From an IHT perspective, it is essential to note that instead of the usual 40 per cent IHT exposure when the value of an estate exceeds the applicable Nil Rate Band allowances, ensuring that your estate secures Business Relief (BR), for instance, can reduce or even eradicate an estate’s IHT liability in specific scenarios.
Conducting a Comprehensive Assessment
In addition to understanding your intentions for your business, the first step to any estate plan will be to comprehensively review the value of your estate to understand the assets (including business interests), liabilities, and any tax implications involved.
Ensuring that you and your business have a plan during and after your lifetime are equally essential components in corporate planning.
Lifetime Planning and Safeguarding Your Business Interests
Ensuring that you have a valid Will in place is essential. Without a Will, the Intestacy Rules will apply to your estate, which may result in your business interests passing to an unintended beneficiary, jeopardising your business’s continued operation. A Will directs your estate to your chosen beneficiaries and ensures that appropriate individuals are appointed to administer your estate to facilitate a smooth transition or sale of your business interests.
If your business is co-owned, ensuring an appropriate shareholders or partnership agreement is equally important as making a Will. Such an agreement can govern how shares or interests may pass on death to avoid uncertainty. It may also be appropriate to put a “cross-option” agreement in place to provide an option to surviving shareholders to buy the deceased’s shares. Such an agreement would usually be supported by a life insurance policy to fund the purchase of shares from the deceased’s estate.
A Business Lasting Power of Attorney is another essential legal document that affords you more control over corporate decisions within your lifetime should you lose capacity. Creating such a document will allow you to choose individuals to make critical business decisions on your behalf. This, in turn, helps ensure the preservation of your business.
Continued Succession Planning and Reducing Inheritance Tax
Measures to reduce inheritance tax extend beyond lifetime planning. As indicated above, BR is one of the more generous allowances offering a 50 per cent or 100 per cent exemption against IHT. If your business wholly or mainly trades (as opposed to holding investments), you have owned your interest in the business for more than two continuous years, and there is no agreement to sell it, your enterprise may qualify for a total exemption from IHT.
Incorporating specific trust structures best to use the BR IHT exemption within your will is an effective way to flexibly plan for the business’s future and safeguard your commercial interests upon death. Such a trust structure can also provide ongoing tax planning opportunities for your family after your death.
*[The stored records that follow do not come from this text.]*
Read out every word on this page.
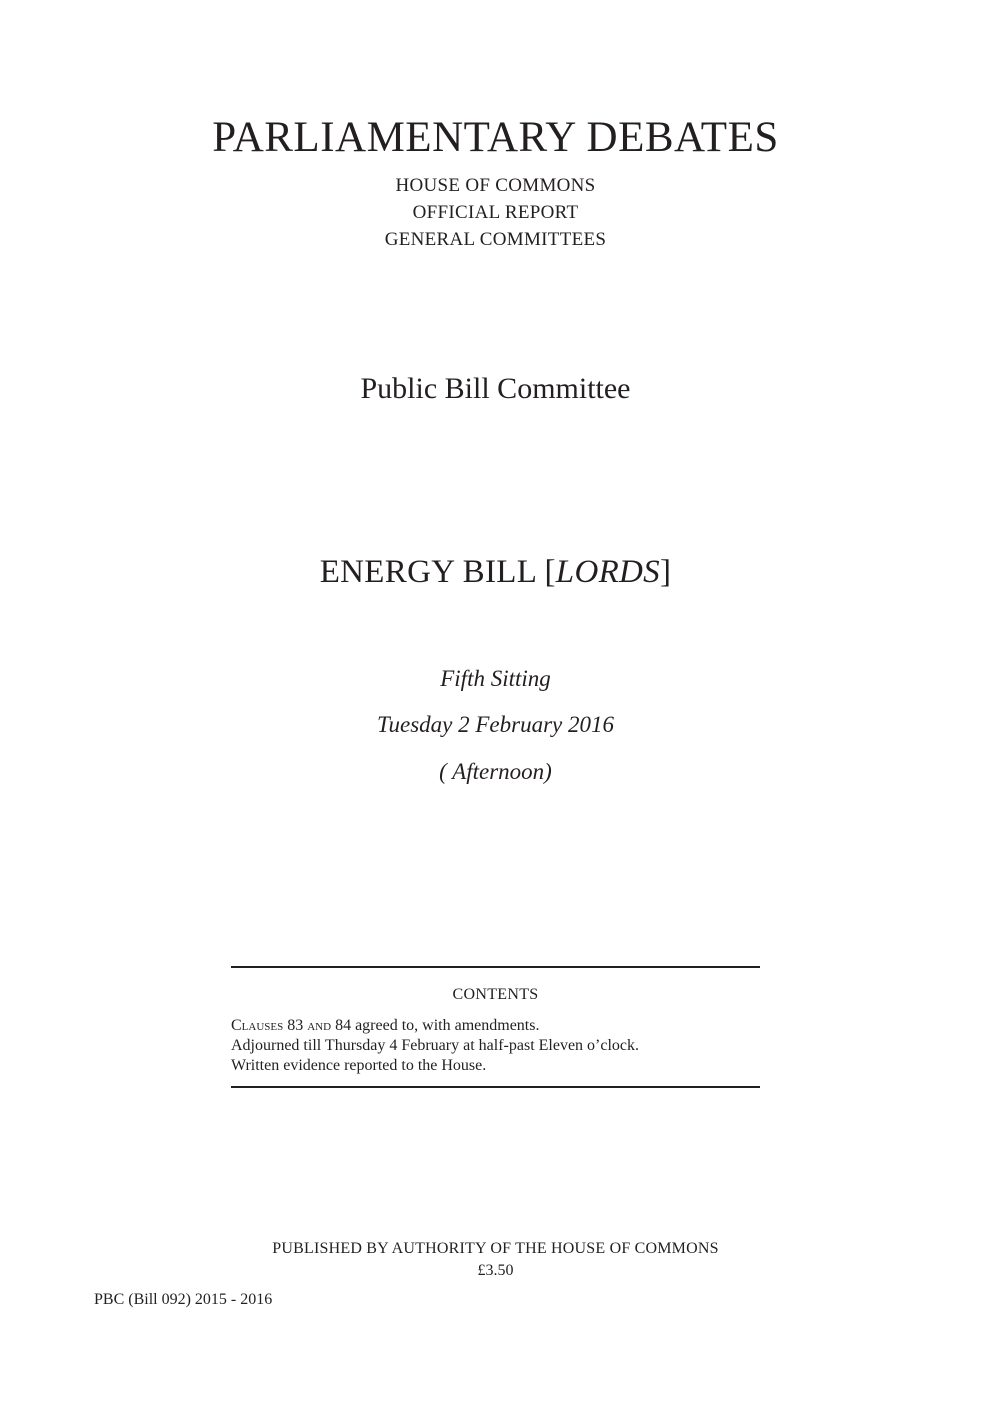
PARLIAMENTARY DEBATES
HOUSE OF COMMONS
OFFICIAL REPORT
GENERAL COMMITTEES
Public Bill Committee
ENERGY BILL [LORDS]
Fifth Sitting
Tuesday 2 February 2016
( Afternoon)
CONTENTS
Clauses 83 and 84 agreed to, with amendments.
Adjourned till Thursday 4 February at half-past Eleven o’clock.
Written evidence reported to the House.
PUBLISHED BY AUTHORITY OF THE HOUSE OF COMMONS
£3.50
PBC (Bill 092) 2015 - 2016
Philanthropy can also play a role in your overall IHT plan, as should you decide to leave in excess of 10 per cent of your estate to charity via your Will, the rate of IHT will reduce from 40 per cent to 36 per cent.
If your business generates significant income that is not otherwise re-invested, gifting during your lifetime can be a valuable tool to moderate any surplus income when managing your wealth for IHT purposes. Such gifts can either be made outright to chosen beneficiaries or via a discretionary trust structure.
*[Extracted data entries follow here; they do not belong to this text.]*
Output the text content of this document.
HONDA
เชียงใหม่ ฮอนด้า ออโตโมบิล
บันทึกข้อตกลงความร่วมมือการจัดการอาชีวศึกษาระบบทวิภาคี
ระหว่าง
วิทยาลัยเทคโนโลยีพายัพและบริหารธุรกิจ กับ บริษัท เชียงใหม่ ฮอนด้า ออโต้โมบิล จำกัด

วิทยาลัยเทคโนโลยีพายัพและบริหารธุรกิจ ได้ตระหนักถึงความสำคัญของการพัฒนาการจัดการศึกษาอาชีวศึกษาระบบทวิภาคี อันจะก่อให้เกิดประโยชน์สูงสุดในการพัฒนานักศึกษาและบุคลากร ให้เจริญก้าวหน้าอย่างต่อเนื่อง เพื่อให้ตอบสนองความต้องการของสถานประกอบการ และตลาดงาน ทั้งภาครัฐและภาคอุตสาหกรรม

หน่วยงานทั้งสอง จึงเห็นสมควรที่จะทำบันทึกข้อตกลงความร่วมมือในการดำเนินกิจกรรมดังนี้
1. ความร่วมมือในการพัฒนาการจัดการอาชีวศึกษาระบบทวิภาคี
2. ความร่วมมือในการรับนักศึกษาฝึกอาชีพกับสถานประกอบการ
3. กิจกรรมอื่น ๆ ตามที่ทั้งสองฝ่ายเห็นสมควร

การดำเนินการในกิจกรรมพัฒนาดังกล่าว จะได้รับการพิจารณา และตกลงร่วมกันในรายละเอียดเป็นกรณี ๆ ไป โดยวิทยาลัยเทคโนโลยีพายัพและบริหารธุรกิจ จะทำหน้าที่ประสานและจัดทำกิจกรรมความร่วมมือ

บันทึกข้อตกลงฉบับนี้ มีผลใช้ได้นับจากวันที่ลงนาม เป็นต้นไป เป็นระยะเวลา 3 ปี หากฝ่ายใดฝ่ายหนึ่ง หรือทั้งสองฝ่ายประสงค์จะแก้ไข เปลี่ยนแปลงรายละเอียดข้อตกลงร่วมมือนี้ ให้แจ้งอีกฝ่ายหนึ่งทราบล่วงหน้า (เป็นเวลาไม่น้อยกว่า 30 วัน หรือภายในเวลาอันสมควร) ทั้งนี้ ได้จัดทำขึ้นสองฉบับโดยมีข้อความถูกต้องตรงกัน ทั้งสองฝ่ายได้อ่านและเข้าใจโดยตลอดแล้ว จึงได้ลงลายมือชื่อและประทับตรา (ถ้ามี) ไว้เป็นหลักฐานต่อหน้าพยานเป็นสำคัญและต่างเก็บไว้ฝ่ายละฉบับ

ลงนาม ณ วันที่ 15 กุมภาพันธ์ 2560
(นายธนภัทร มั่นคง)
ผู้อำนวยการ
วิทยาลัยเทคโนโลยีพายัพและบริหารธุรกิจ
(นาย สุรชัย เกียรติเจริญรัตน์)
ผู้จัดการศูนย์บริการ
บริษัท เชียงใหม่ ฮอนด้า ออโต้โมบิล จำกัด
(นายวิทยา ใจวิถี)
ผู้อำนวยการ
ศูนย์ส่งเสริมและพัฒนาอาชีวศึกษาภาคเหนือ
Conclusion and Seeking Professional Guidance
Taking legal and financial advice as part of your estate planning strategies can help protect any wealth that you may wish to leave to others. As I have outlined, giving thought to IHT mitigation can be crucial in efficient succession planning when anyone sets up a business. The structures and mechanisms I have discussed are just some of how you can preserve your wealth for future generations.